Ansonsten noch mal das Ding hier:
Ein Ronaldo wird man nicht, nur weil man Fußballstar werden möchte. Man muss hochbegabt sein. Und um komplexe Musik zu arrangieren, die dennoch kreativ und eingängig ist, die dennoch in sich stimmig aus kleineren Teilen etwas Größeres erschafft, muss man das eben auch sein. Für mich ist also komplexe Musik Musik, die nicht jeder spielen oder gar komponieren kann. Auch nicht jeder, der sich ernsthaft daran versucht. So deprimierend das ist. Und so simpel das klingt.
Ach ist das so:
https://www.realtotal.de/ronaldos-auto-war-taeglich-das-erste-und-letzte-auf-dem-parkplatz/
Ronaldo ist vor allen Dingen Ronaldo, weil er trainiert hat wie ein Berserker.

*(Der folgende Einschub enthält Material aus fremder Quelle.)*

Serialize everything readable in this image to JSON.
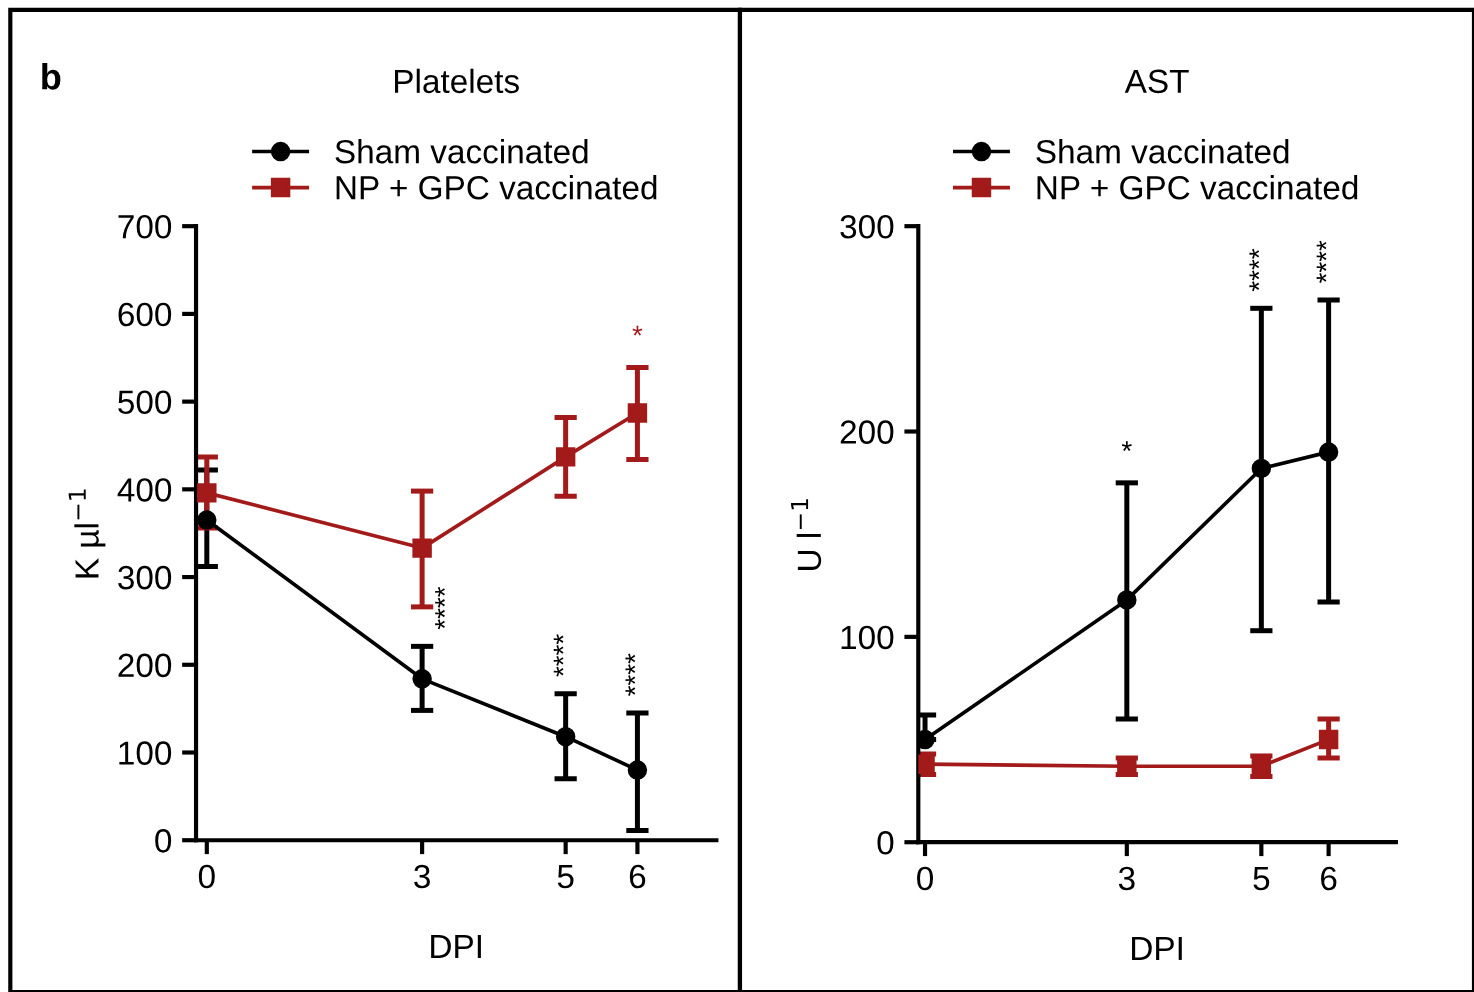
{
  "chart_data": [
    {
      "type": "line",
      "title": "Platelets",
      "xlabel": "DPI",
      "ylabel": "K µl$^{−1}$",
      "x": [
        0,
        3,
        5,
        6
      ],
      "xlim": [
        -0.15,
        7.1
      ],
      "xticks": [
        0,
        3,
        5,
        6
      ],
      "ylim": [
        0,
        700
      ],
      "yticks": [
        0,
        100,
        200,
        300,
        400,
        500,
        600,
        700
      ],
      "grid": false,
      "legend": "top",
      "line_style": "solid",
      "series": [
        {
          "name": "Sham vaccinated",
          "color": "#000000",
          "marker": "circle",
          "values": [
            365,
            184,
            118,
            80
          ],
          "errors": [
            [
              312,
              422
            ],
            [
              148,
              221
            ],
            [
              70,
              167
            ],
            [
              11,
              145
            ]
          ]
        },
        {
          "name": "NP + GPC vaccinated",
          "color": "#a31a1a",
          "marker": "square",
          "values": [
            396,
            333,
            437,
            487
          ],
          "errors": [
            [
              356,
              437
            ],
            [
              266,
              398
            ],
            [
              392,
              482
            ],
            [
              434,
              539
            ]
          ]
        }
      ],
      "annotations": [
        "b",
        {
          "text": "****",
          "x": 3,
          "y": 184
        },
        {
          "text": "****",
          "x": 5,
          "y": 118
        },
        {
          "text": "****",
          "x": 6,
          "y": 80
        },
        {
          "text": "*",
          "x": 6,
          "y": 487
        }
      ]
    },
    {
      "type": "line",
      "title": "AST",
      "xlabel": "DPI",
      "ylabel": "U l$^{−1}$",
      "x": [
        0,
        3,
        5,
        6
      ],
      "xlim": [
        -0.1,
        7.0
      ],
      "xticks": [
        0,
        3,
        5,
        6
      ],
      "ylim": [
        0,
        300
      ],
      "yticks": [
        0,
        100,
        200,
        300
      ],
      "grid": false,
      "legend": "top",
      "line_style": "solid",
      "series": [
        {
          "name": "Sham vaccinated",
          "color": "#000000",
          "marker": "circle",
          "values": [
            50,
            118,
            182,
            190
          ],
          "errors": [
            [
              50,
              62
            ],
            [
              60,
              175
            ],
            [
              103,
              260
            ],
            [
              117,
              264
            ]
          ]
        },
        {
          "name": "NP + GPC vaccinated",
          "color": "#a31a1a",
          "marker": "square",
          "values": [
            38,
            37,
            37,
            50
          ],
          "errors": [
            [
              33,
              43
            ],
            [
              33,
              41
            ],
            [
              32,
              42
            ],
            [
              41,
              60
            ]
          ]
        }
      ],
      "annotations": [
        {
          "text": "*",
          "x": 3,
          "y": 175
        },
        {
          "text": "****",
          "x": 5,
          "y": 260
        },
        {
          "text": "****",
          "x": 6,
          "y": 264
        }
      ]
    }
  ]
}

Komplexität hat also nichts damit zu tun, das die keiner spielen können kann. Das ist dann vor allen Dingen unsinnige Komplexität. Du kannst einen Musicmaker auch ganz leicht Riffs einprogrammieren die kein Musiker zu spielen schafft Ist das dann gut? Komplexität ist nur dann gut, wenn sie erforderlich ist. Wenn man damit etwas bestimmtes ausdrücken will.
Maiden, Priest und so weiter kann letztlich jeder spielen. Das sind die Songs zum Gitarre lernen. Natürlich nicht jeder Song! Aber Maiden, ACDC, Sabbath, Priest, etc. haben alle sehr sehr simple Songs im Repertoire, die wir alle genauso feiern. Obwohl die jeder Gitarrenschüler lernen und schreiben könnte. Manchmal ist das einfachste Riff eben doch das beste.